Research

Cohesin gene mutations in tumorigenesis

We recently discovered frequent inactivating mutations of genes including STAG2 that encode the multi- protein cohesin complex in several tumors including glioblastoma, urothelial carcinoma, Ewing sarcoma, and acute myeloid leukemia (AML), which define molecular subgroups of these tumors with distinct clinical outcomes. The cohesin complex is responsible for sister chromatid cohesion following DNA replication and helps ensure faithful chromosome segregation during mitosis, but has also been implicated in additional cellular processes such as regulation of chromatin architecture and gene transcription. Our studies in glioblastoma demonstrated that STAG2 mutations were a direct cause of chromosomal instability and aneuploidy; however, cohesin gene alterations in urothelial carcinoma and AML have been identified primarily in near-diploid tumors, suggesting alternative mechanisms by which cohesin inactivation drives oncogenesis. Using a newly generated conditional STAG2 knockout mouse and previously generated isogenic sets of STAG2 proficient and deficient cancer cell lines, we are currently working to determine the function of STAG2 in mouse development and tumorigenesis and to identify therapeutic vulnerabilities in the many cancers harboring cohesin gene alterations. This work is supported by DP5OD021403 from the NIH Director’s Common Fund.


Genomic analysis of pineal parenchymal tumors

The pineal body is a small endocrine gland in the midline of the brain that produces melatonin to modulate circadian rhythms. A group of tumors arise from the pineal gland termed pineal parenchymal tumors which are classified into pineocytomas (grade I), pineal parenchymal tumors of intermediate differentiation (PPTID; grade II or III), and pineoblastomas (grade IV). Typically, pineoblastomas arise in pediatric patients, whereas pineocytomas and PPTIDs occur later in life. Pineocytomas are associated with the most favorable prognosis and rarely disseminate along the craniospinal axis with 5-year survival exceeding 90% following gross total resection. In contrast, pineoblastomas are highly malignant, primitive embryonal tumors with a propensity for cerebrospinal dissemination and poor outcome despite aggressive resection, craniospinal radiation, and systemic chemotherapy. PPTIDs are a morphologically heterogeneous group of tumors with intermediate histologic features and variable clinical outcomes. Rare cases of pineoblastoma have been reported in patients with germline RB1 gene mutation, and more recently a subset of pineoblastomas have been reported in patients with germline DICER1 gene mutations as part of the DICER1 tumor predisposition syndrome. However, the vast majority of pineoblastomas and other pineal parenchymal tumors are sporadic, and the recurrent genetic alterations that drive these pineal parenchymal tumors remain unidentified. We are currently working to characterize the genetic alterations that define each of the pineal parenchymal tumors with the hope of identifying new diagnostic biomarkers and novel therapeutic targets. This work is supported by a Career Development Award from the UCSF Brain Tumor SPORE.

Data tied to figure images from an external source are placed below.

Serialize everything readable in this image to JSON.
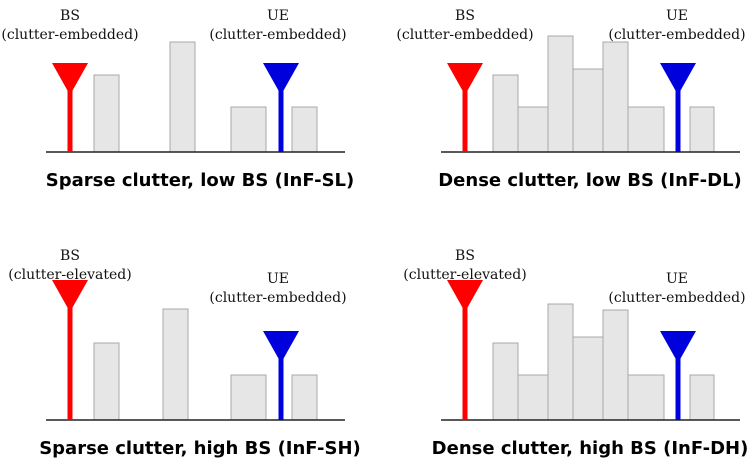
{
  "panels": [
    {
      "caption": "Sparse clutter, low BS (InF-SL)",
      "bs": {
        "label": "BS",
        "note": "(clutter-embedded)"
      },
      "ue": {
        "label": "UE",
        "note": "(clutter-embedded)"
      }
    },
    {
      "caption": "Dense clutter, low BS (InF-DL)",
      "bs": {
        "label": "BS",
        "note": "(clutter-embedded)"
      },
      "ue": {
        "label": "UE",
        "note": "(clutter-embedded)"
      }
    },
    {
      "caption": "Sparse clutter, high BS (InF-SH)",
      "bs": {
        "label": "BS",
        "note": "(clutter-elevated)"
      },
      "ue": {
        "label": "UE",
        "note": "(clutter-embedded)"
      }
    },
    {
      "caption": "Dense clutter, high BS (InF-DH)",
      "bs": {
        "label": "BS",
        "note": "(clutter-elevated)"
      },
      "ue": {
        "label": "UE",
        "note": "(clutter-embedded)"
      }
    }
  ]
}
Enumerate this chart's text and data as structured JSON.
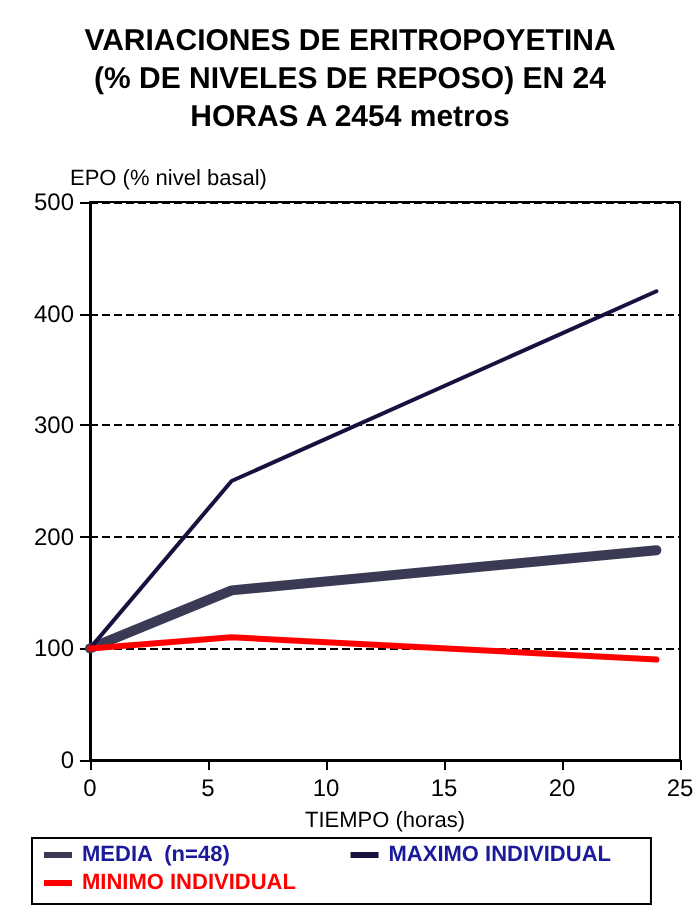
{
  "chart_data": {
    "type": "line",
    "title": "VARIACIONES DE ERITROPOYETINA\n(% DE NIVELES DE REPOSO) EN 24\nHORAS A 2454 metros",
    "xlabel": "TIEMPO (horas)",
    "ylabel": "EPO (% nivel basal)",
    "x": [
      0,
      6,
      24
    ],
    "series": [
      {
        "name": "MEDIA  (n=48)",
        "color": "#3a3a55",
        "values": [
          100,
          152,
          188
        ]
      },
      {
        "name": "MAXIMO INDIVIDUAL",
        "color": "#1a1040",
        "values": [
          100,
          250,
          420
        ]
      },
      {
        "name": "MINIMO INDIVIDUAL",
        "color": "#ff0000",
        "values": [
          100,
          110,
          90
        ]
      }
    ],
    "xlim": [
      0,
      25
    ],
    "xticks": [
      0,
      5,
      10,
      15,
      20,
      25
    ],
    "ylim": [
      0,
      500
    ],
    "yticks": [
      0,
      100,
      200,
      300,
      400,
      500
    ],
    "grid": "y",
    "legend": "bottom",
    "marker": "none",
    "line_style": "solid"
  }
}
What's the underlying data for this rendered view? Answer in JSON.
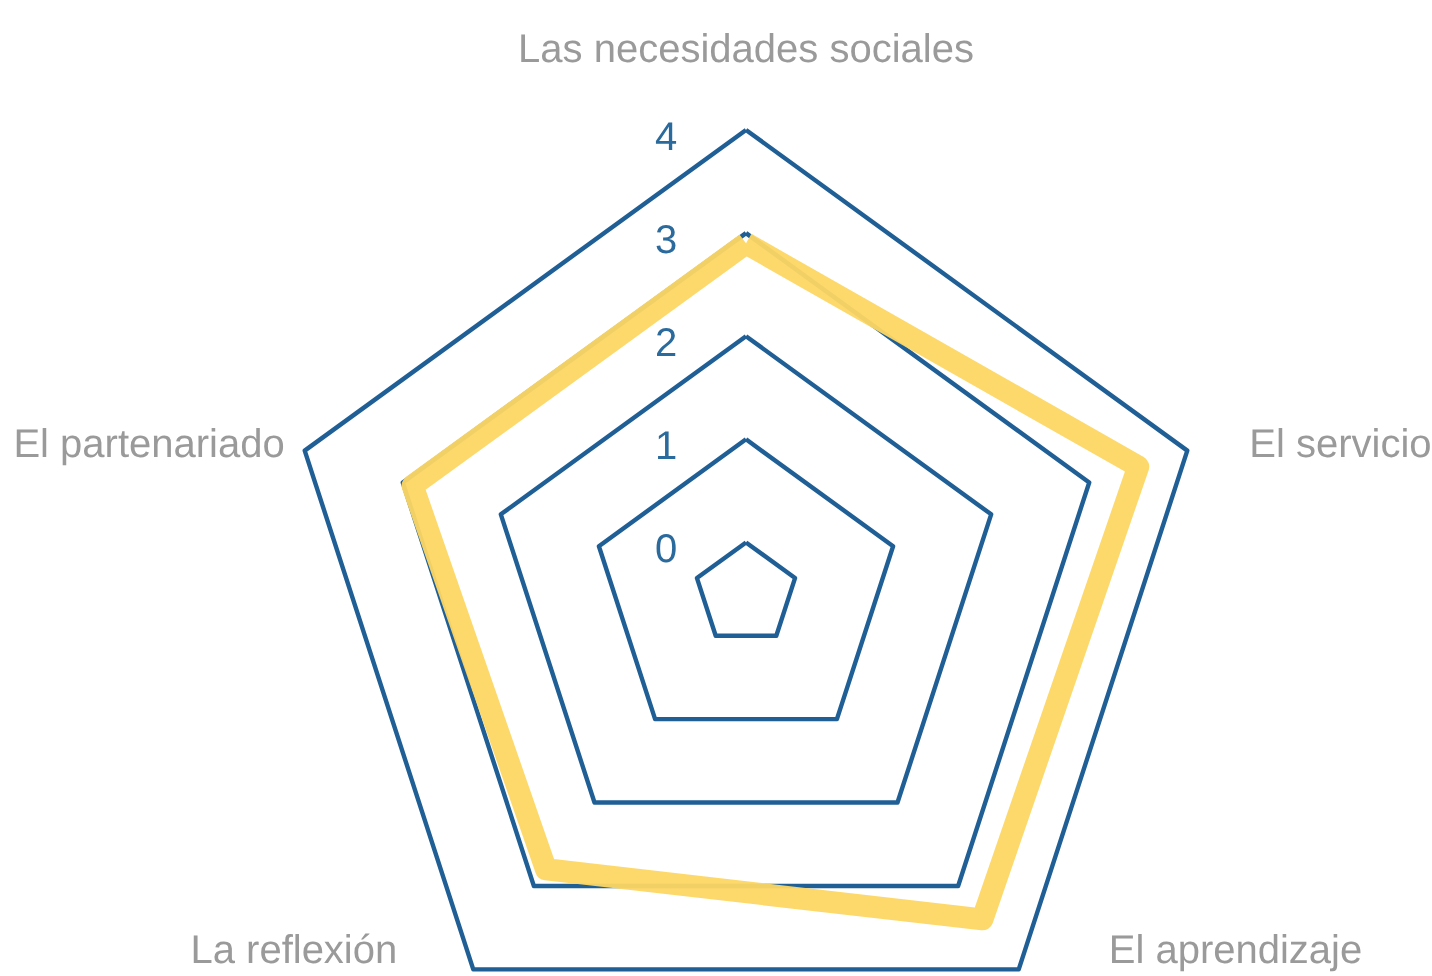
{
  "chart_data": {
    "type": "radar",
    "categories": [
      "Las necesidades sociales",
      "El servicio",
      "El aprendizaje",
      "La reflexión",
      "El partenariado"
    ],
    "series": [
      {
        "color": "#fdd663",
        "values": [
          2.9,
          3.5,
          3.4,
          2.8,
          2.9
        ]
      }
    ],
    "ylim": [
      -0.5,
      4
    ],
    "yticks": [
      0,
      1,
      2,
      3,
      4
    ],
    "grid": true
  }
}
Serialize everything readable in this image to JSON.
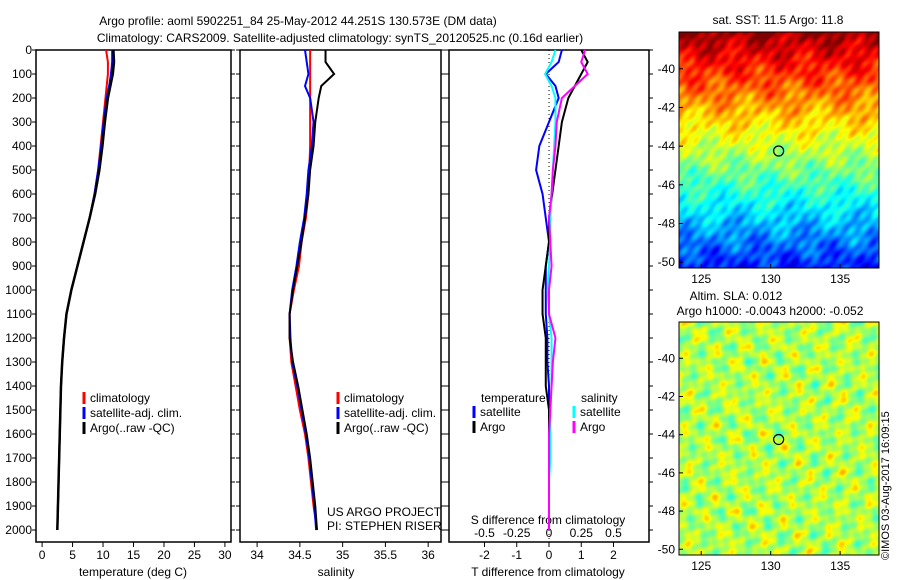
{
  "title_line1": "Argo profile: aoml 5902251_84 25-May-2012 44.251S 130.573E (DM data)",
  "title_line2": "Climatology: CARS2009. Satellite-adjusted climatology: synTS_20120525.nc (0.16d earlier)",
  "side_label": "©IMOS 03-Aug-2017 16:09:15",
  "colors": {
    "climatology": "#ff0000",
    "satellite": "#0000ff",
    "argo": "#000000",
    "s_satellite": "#00ffff",
    "s_argo": "#ff00ff"
  },
  "chart_data": [
    {
      "type": "line",
      "title": "",
      "xlabel": "temperature (deg C)",
      "ylabel": "",
      "xlim": [
        -1,
        31
      ],
      "ylim": [
        2050,
        0
      ],
      "xticks": [
        0,
        5,
        10,
        15,
        20,
        25,
        30
      ],
      "yticks": [
        0,
        100,
        200,
        300,
        400,
        500,
        600,
        700,
        800,
        900,
        1000,
        1100,
        1200,
        1300,
        1400,
        1500,
        1600,
        1700,
        1800,
        1900,
        2000
      ],
      "legend": [
        "climatology",
        "satellite-adj. clim.",
        "Argo(..raw -QC)"
      ],
      "depth": [
        0,
        50,
        100,
        150,
        200,
        300,
        400,
        500,
        600,
        700,
        800,
        900,
        1000,
        1100,
        1200,
        1300,
        1400,
        1500,
        1600,
        1700,
        1800,
        1900,
        2000
      ],
      "series": [
        {
          "name": "climatology",
          "values": [
            10.5,
            10.8,
            10.8,
            10.6,
            10.4,
            10.0,
            9.6,
            9.2,
            8.6,
            7.8,
            6.8,
            5.8,
            4.8,
            4.0,
            3.6,
            3.3,
            3.1,
            3.0,
            2.9,
            2.8,
            2.7,
            2.6,
            2.5
          ]
        },
        {
          "name": "satellite-adj. clim.",
          "values": [
            11.5,
            11.5,
            11.3,
            11.0,
            10.6,
            10.1,
            9.7,
            9.2,
            8.6,
            7.8,
            6.8,
            5.8,
            4.8,
            4.0,
            3.6,
            3.3,
            3.1,
            3.0,
            2.9,
            2.8,
            2.7,
            2.6,
            2.5
          ]
        },
        {
          "name": "Argo(..raw -QC)",
          "values": [
            11.7,
            11.8,
            11.6,
            11.2,
            10.8,
            10.3,
            9.9,
            9.4,
            8.7,
            7.8,
            6.8,
            5.8,
            4.8,
            4.0,
            3.6,
            3.3,
            3.1,
            3.0,
            2.9,
            2.8,
            2.7,
            2.6,
            2.5
          ]
        }
      ]
    },
    {
      "type": "line",
      "xlabel": "salinity",
      "xlim": [
        33.8,
        36.15
      ],
      "ylim": [
        2050,
        0
      ],
      "xticks": [
        34,
        34.5,
        35,
        35.5,
        36
      ],
      "legend": [
        "climatology",
        "satellite-adj. clim.",
        "Argo(..raw -QC)"
      ],
      "annotation": [
        "US ARGO PROJECT",
        "PI: STEPHEN RISER"
      ],
      "depth": [
        0,
        50,
        100,
        150,
        200,
        300,
        400,
        500,
        600,
        700,
        800,
        900,
        1000,
        1100,
        1200,
        1300,
        1400,
        1500,
        1600,
        1700,
        1800,
        1900,
        2000
      ],
      "series": [
        {
          "name": "climatology",
          "values": [
            34.62,
            34.62,
            34.62,
            34.62,
            34.62,
            34.62,
            34.62,
            34.61,
            34.6,
            34.57,
            34.52,
            34.49,
            34.43,
            34.38,
            34.38,
            34.4,
            34.45,
            34.5,
            34.56,
            34.6,
            34.63,
            34.66,
            34.7
          ]
        },
        {
          "name": "satellite-adj. clim.",
          "values": [
            34.56,
            34.58,
            34.6,
            34.56,
            34.62,
            34.66,
            34.64,
            34.6,
            34.58,
            34.55,
            34.5,
            34.46,
            34.41,
            34.38,
            34.39,
            34.41,
            34.47,
            34.52,
            34.57,
            34.61,
            34.64,
            34.67,
            34.69
          ]
        },
        {
          "name": "Argo(..raw -QC)",
          "values": [
            34.8,
            34.8,
            34.9,
            34.75,
            34.72,
            34.68,
            34.66,
            34.62,
            34.6,
            34.56,
            34.52,
            34.47,
            34.42,
            34.38,
            34.38,
            34.42,
            34.48,
            34.53,
            34.58,
            34.62,
            34.65,
            34.68,
            34.7
          ]
        }
      ]
    },
    {
      "type": "line",
      "xlabel": "T difference from climatology",
      "x2label": "S difference from climatology",
      "xlim": [
        -3.1,
        3.1
      ],
      "x2lim": [
        -0.775,
        0.775
      ],
      "ylim": [
        2050,
        0
      ],
      "xticks": [
        -2,
        -1,
        0,
        1,
        2
      ],
      "x2ticks": [
        "-0.5",
        "-0.25",
        "0",
        "0.25",
        "0.5"
      ],
      "legend": {
        "temperature": "temperature",
        "salinity": "salinity",
        "items": [
          "satellite",
          "Argo",
          "satellite",
          "Argo"
        ]
      },
      "depth": [
        0,
        50,
        100,
        150,
        200,
        300,
        400,
        500,
        600,
        700,
        800,
        900,
        1000,
        1100,
        1200,
        1300,
        1400,
        1500,
        1600,
        1700,
        1800,
        1900,
        2000
      ],
      "series": [
        {
          "name": "T satellite",
          "axis": "T",
          "values": [
            0.4,
            0.3,
            -0.1,
            0.2,
            0.3,
            0,
            -0.3,
            -0.4,
            -0.2,
            -0.1,
            0,
            -0.1,
            -0.1,
            -0.1,
            -0.05,
            -0.05,
            0,
            0,
            0,
            0,
            0,
            0,
            0
          ]
        },
        {
          "name": "T Argo",
          "axis": "T",
          "values": [
            1.0,
            1.2,
            1.0,
            0.8,
            0.6,
            0.4,
            0.3,
            0.2,
            0.1,
            0,
            0,
            -0.1,
            -0.2,
            -0.2,
            -0.1,
            -0.1,
            -0.1,
            0,
            0,
            0,
            0,
            0,
            0
          ]
        },
        {
          "name": "S satellite",
          "axis": "S",
          "values": [
            0.05,
            0.02,
            -0.03,
            0.02,
            0.05,
            0.05,
            0.04,
            0.03,
            0.02,
            0.01,
            0.01,
            0,
            -0.01,
            0,
            0.02,
            0.02,
            0.02,
            0.01,
            0.01,
            0.01,
            0,
            0,
            0
          ]
        },
        {
          "name": "S Argo",
          "axis": "S",
          "values": [
            0.28,
            0.25,
            0.3,
            0.2,
            0.1,
            0.06,
            0.05,
            0.03,
            0.02,
            0,
            0.01,
            0.02,
            0,
            0,
            0.05,
            0.03,
            0.02,
            0.01,
            0,
            0,
            0,
            0,
            0
          ]
        }
      ]
    },
    {
      "type": "heatmap",
      "title": "sat. SST: 11.5 Argo: 11.8",
      "lonlim": [
        123.4,
        137.8
      ],
      "latlim": [
        -50.3,
        -38.1
      ],
      "xticks": [
        125,
        130,
        135
      ],
      "yticks": [
        -40,
        -42,
        -44,
        -46,
        -48,
        -50
      ],
      "marker": [
        130.573,
        -44.251
      ]
    },
    {
      "type": "heatmap",
      "title": "Altim. SLA: 0.012",
      "subtitle": "Argo h1000: -0.0043 h2000: -0.052",
      "lonlim": [
        123.4,
        137.8
      ],
      "latlim": [
        -50.3,
        -38.1
      ],
      "xticks": [
        125,
        130,
        135
      ],
      "yticks": [
        -40,
        -42,
        -44,
        -46,
        -48,
        -50
      ],
      "marker": [
        130.573,
        -44.251
      ]
    }
  ]
}
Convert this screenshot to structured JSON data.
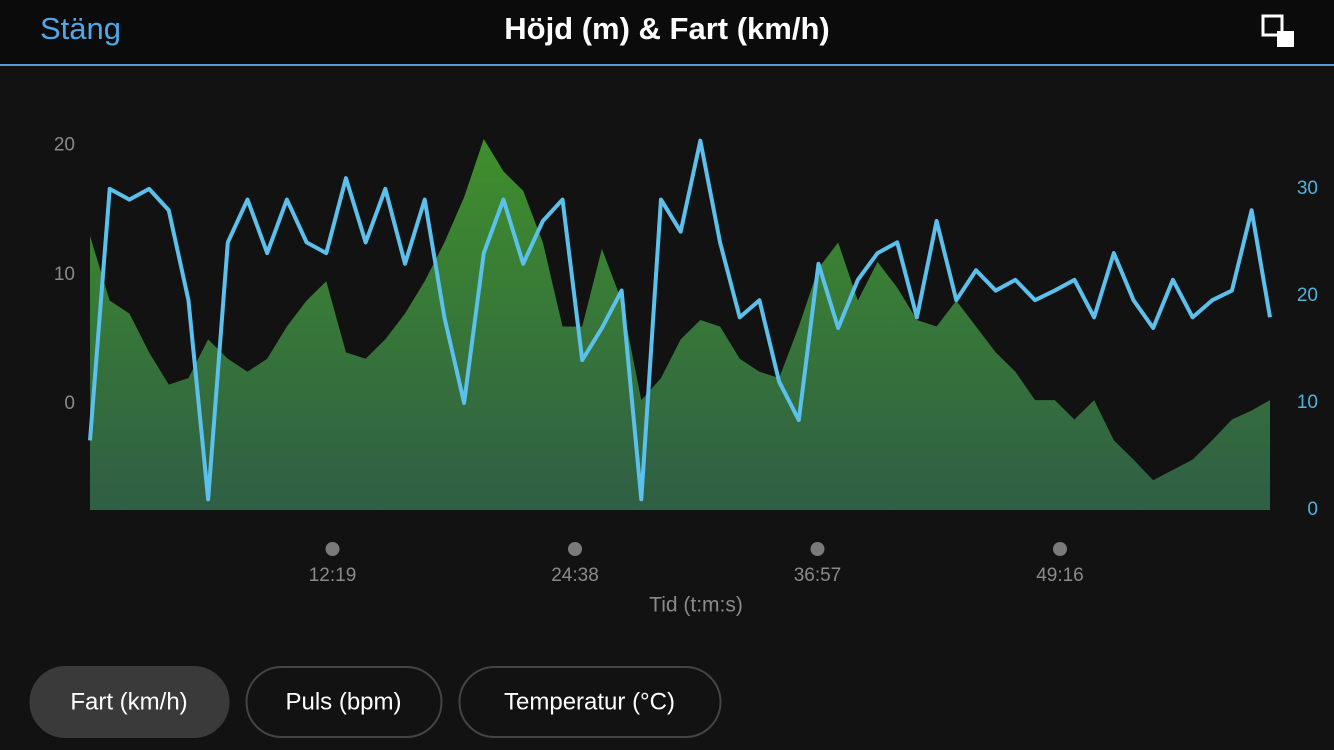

Genomic analysis of choroid plexus tumors

The choroid plexus is an aggregate of modified ependymal cells arranged in papillary cores that reside within each of the ventricles of the central nervous system and is responsible for the production and filtration of the cerebrospinal fluid which bathes the brain and spinal cord. The choroid plexus can give rise to a spectrum of neoplasms ranging from benign papillomas to frankly malignant carcinomas. While choroid plexus tumors are quite rare accounting for approximately 0.5% of all intracranial neoplasms, they account for up to 4% of all brain tumors in children under 15 years of age and up to 20% of those in patients less than 1 year old. Despite aggressive multimodal therapy including adjuvant radiation and chemotherapy, long-term survival remains poor in patients with choroid plexus carcinoma. While a subset of choroid plexus carcinomas occur in patients with germline TP53 mutations as part of Li-Fraumeni syndrome, the majority of both choroid plexus papillomas and carcinomas are sporadic and the genetic alterations that drive these tumors remain unidentified. Our studies aim to delineate the molecular pathways that drive choroid plexus tumors with the potential to improve diagnosis, prognostic classification, and identify new therapeutic targets for this group of poorly understood primary brain tumors. This work is supported by the UCSF 500 Cancer Gene Panel Pilot Program.